Btw, I should add that I understated the capability of btrfsck's error handling, it's generally pretty good though the patch (and area of code) in question is lacking in that area. That said, my point still stands - we can't let the dogma of 'No BUG_ONs' get in the way of common-sense logic checks to avoid situations that would be very bad for the user.
Confirming, that the newly released version no longer triggers the false positives on my fs. thx! :)
Sorry to be that guy *again*, but… do I understand this right, my btrfs FS is trashed and I need to reinstall, rather than wait further for a fix to btrfsck?
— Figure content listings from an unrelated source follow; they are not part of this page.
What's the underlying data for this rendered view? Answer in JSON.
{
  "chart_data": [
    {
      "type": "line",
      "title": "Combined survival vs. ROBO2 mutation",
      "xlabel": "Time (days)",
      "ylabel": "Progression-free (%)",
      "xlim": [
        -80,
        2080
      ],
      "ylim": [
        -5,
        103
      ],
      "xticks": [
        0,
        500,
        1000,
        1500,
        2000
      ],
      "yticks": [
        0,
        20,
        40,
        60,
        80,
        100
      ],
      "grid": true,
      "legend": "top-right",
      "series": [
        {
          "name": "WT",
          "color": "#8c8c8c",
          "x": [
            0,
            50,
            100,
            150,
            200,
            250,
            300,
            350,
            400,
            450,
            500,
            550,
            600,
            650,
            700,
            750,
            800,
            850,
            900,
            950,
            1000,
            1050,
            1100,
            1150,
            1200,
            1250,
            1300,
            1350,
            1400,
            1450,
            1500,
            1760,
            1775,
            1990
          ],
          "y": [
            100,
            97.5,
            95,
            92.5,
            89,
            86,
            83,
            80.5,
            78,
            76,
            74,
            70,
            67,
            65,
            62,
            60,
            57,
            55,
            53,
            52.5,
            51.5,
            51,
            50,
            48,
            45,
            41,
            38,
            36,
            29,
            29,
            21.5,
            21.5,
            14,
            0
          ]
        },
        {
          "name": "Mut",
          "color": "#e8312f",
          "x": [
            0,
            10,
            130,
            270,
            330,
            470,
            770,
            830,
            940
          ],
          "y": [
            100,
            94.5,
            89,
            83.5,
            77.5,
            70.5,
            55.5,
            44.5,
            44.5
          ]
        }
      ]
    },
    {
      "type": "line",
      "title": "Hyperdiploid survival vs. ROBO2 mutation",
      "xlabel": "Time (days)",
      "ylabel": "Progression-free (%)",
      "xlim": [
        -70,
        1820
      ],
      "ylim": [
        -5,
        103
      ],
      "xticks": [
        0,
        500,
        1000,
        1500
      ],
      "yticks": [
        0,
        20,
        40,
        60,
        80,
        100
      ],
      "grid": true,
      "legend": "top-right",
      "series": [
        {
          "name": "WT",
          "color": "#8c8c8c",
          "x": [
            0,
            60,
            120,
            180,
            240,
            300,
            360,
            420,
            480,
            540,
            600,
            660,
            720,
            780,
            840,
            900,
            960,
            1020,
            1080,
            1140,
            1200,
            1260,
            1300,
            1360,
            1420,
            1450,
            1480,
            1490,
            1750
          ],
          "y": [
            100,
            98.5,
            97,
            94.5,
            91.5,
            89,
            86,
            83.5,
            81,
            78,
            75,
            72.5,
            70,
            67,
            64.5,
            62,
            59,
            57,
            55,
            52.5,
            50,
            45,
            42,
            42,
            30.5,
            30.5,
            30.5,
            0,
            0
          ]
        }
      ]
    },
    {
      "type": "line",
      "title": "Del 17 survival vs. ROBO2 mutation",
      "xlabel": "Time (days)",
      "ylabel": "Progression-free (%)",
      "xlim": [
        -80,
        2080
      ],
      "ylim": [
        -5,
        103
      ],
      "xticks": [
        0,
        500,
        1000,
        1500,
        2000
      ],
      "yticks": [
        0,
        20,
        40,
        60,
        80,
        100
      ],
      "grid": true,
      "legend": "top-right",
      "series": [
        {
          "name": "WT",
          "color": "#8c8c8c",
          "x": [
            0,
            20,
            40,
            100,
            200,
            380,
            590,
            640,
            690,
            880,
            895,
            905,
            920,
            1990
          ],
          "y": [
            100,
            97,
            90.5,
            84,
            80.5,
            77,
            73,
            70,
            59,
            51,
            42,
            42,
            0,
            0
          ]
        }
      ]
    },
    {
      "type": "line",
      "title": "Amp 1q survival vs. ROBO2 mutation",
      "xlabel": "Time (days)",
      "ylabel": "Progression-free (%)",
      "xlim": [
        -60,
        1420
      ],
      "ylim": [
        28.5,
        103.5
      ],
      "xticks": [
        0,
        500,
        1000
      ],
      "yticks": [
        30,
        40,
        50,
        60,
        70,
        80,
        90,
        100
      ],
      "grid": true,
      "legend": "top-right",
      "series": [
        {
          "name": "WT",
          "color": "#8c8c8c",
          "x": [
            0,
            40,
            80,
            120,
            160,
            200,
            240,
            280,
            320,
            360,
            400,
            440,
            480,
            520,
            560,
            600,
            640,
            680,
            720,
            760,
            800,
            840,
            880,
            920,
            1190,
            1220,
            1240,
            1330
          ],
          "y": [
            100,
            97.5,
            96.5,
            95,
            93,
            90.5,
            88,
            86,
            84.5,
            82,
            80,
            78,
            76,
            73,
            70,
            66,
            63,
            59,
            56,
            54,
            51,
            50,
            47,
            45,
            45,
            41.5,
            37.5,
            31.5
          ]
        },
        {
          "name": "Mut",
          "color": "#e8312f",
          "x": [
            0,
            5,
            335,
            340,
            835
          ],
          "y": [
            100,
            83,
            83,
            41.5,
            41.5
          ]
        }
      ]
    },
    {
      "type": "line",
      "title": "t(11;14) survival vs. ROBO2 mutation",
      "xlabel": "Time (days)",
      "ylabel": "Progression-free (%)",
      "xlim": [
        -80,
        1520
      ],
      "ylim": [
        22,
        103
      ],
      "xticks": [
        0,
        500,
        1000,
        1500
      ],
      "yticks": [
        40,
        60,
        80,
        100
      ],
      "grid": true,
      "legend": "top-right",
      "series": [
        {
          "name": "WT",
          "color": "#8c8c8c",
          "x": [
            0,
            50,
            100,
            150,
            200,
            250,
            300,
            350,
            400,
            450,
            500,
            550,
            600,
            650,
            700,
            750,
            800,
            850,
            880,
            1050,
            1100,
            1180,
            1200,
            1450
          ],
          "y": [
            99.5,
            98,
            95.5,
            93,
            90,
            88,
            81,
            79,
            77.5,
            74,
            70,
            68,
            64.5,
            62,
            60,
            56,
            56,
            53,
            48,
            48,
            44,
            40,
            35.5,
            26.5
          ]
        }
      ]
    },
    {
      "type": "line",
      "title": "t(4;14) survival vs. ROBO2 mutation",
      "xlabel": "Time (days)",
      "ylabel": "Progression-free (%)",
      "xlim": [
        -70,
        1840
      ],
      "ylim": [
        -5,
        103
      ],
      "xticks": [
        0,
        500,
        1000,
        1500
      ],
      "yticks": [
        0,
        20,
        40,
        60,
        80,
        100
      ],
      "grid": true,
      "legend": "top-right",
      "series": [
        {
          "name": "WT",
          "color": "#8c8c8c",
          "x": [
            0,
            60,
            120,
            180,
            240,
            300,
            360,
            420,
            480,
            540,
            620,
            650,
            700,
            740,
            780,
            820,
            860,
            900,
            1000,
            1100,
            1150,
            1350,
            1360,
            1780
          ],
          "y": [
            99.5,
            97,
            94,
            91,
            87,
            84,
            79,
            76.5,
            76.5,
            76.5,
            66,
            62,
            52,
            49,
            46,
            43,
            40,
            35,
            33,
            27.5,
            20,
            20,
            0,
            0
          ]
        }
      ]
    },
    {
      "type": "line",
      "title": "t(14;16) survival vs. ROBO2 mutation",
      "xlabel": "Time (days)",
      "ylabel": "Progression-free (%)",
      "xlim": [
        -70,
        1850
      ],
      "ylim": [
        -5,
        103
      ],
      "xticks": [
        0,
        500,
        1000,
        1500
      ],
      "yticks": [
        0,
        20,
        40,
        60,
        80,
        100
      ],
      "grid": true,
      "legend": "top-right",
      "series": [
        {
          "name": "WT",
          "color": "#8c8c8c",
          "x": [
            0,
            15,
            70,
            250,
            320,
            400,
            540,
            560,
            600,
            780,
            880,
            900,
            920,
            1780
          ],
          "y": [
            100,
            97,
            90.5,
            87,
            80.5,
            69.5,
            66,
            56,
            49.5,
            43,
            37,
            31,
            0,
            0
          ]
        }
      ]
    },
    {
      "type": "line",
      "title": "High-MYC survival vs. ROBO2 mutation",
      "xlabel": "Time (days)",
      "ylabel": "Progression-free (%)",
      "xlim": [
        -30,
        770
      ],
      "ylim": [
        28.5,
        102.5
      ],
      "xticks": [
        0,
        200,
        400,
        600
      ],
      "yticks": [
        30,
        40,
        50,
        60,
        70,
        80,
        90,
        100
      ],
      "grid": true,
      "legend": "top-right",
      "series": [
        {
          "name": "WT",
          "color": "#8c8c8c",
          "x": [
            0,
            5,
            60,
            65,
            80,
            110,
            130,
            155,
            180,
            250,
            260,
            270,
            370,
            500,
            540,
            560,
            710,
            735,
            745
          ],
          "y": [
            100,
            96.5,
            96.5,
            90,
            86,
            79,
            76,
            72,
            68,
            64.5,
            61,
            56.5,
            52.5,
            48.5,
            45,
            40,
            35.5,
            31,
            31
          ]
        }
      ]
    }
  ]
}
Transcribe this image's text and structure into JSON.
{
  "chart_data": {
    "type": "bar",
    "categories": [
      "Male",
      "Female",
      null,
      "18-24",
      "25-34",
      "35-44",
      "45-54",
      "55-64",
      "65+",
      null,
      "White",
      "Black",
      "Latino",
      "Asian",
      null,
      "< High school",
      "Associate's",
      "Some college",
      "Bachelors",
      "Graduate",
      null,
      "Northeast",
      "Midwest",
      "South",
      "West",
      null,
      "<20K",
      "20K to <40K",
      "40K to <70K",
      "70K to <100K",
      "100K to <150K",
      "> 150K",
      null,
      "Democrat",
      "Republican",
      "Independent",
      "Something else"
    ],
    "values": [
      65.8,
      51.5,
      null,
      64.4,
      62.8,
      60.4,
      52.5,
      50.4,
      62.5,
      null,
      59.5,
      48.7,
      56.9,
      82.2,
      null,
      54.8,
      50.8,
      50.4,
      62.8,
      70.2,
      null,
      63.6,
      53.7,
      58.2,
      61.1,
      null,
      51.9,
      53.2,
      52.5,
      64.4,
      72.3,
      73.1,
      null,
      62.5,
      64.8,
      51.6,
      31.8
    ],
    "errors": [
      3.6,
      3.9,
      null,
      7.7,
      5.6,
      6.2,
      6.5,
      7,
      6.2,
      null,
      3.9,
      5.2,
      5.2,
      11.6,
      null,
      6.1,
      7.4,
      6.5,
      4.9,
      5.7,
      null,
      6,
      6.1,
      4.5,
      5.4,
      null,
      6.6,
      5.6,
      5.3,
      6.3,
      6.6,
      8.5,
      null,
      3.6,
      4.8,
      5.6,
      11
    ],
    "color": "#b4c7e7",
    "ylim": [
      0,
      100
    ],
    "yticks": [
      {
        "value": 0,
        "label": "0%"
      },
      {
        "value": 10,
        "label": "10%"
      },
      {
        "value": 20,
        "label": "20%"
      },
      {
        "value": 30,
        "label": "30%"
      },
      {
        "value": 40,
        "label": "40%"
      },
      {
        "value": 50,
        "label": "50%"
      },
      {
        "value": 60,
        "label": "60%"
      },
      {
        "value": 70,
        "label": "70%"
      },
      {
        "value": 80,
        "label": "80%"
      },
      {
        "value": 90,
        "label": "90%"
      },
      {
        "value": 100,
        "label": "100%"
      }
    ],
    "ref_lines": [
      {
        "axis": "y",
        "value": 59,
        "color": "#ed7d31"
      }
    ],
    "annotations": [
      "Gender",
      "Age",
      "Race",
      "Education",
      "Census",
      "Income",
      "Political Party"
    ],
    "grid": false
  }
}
(In reply to Andreas Reis from comment #22) > Sorry to be that guy *again*, but… do I understand this right, my btrfs FS > is trashed and I need to reinstall, rather than wait further for a fix to > btrfsck? Not yet. Use '--init-extent-tree' option to execute btrfsck (of course with version 4.7.2) should fix it. As only extent tree is transhed. Thanks, Qu
Thanks, it finally stopped (and I just booted from it). After 10+ hours for a 128GB SSD (840 Evo) partition, with no indication that it would actually finish. At the end I did figure that the read-only check log which I posted above – and which completed within a minute – contained a max 'Backref 143118163968'. The repair run's actual numbers (exponentially more so in total) flew by way too fast, but they did give some hint – without knowing if it was a genuine one – to the ETA (actually it was around 149.5b). Still, given that the FS was still readable: Next time I'll just backup and reformat. Vastly more economical in every possible aspect. Two more notes: 1. If the printed messages from btrfs check were aligned to some fixed line number count, one could at least read them. 2. I seem to get "cache and super generation don't match" no matter what I do, but never mind.
(In reply to Mark Fasheh from comment #20) > Btw, I should add that I understated the capability of btrfsck's error > handling, it's generally pretty good though the patch (and area of code) in > question is lacking in that area. That said, my point still stands - we > can't let the dogma of 'No BUG_ONs' get in the way of common-sense logic > checks to avoid situations that would be very bad for the user. If you want to call it dogma, whatever. Throwing BUG_ONs everywhere is not the best way to handle errors, IMO. If the condition depends on external input, it must be handled in a better way, eg. print a message describing the condition, cleanup/rollback changes and then return with an error code that gets propagated upwards.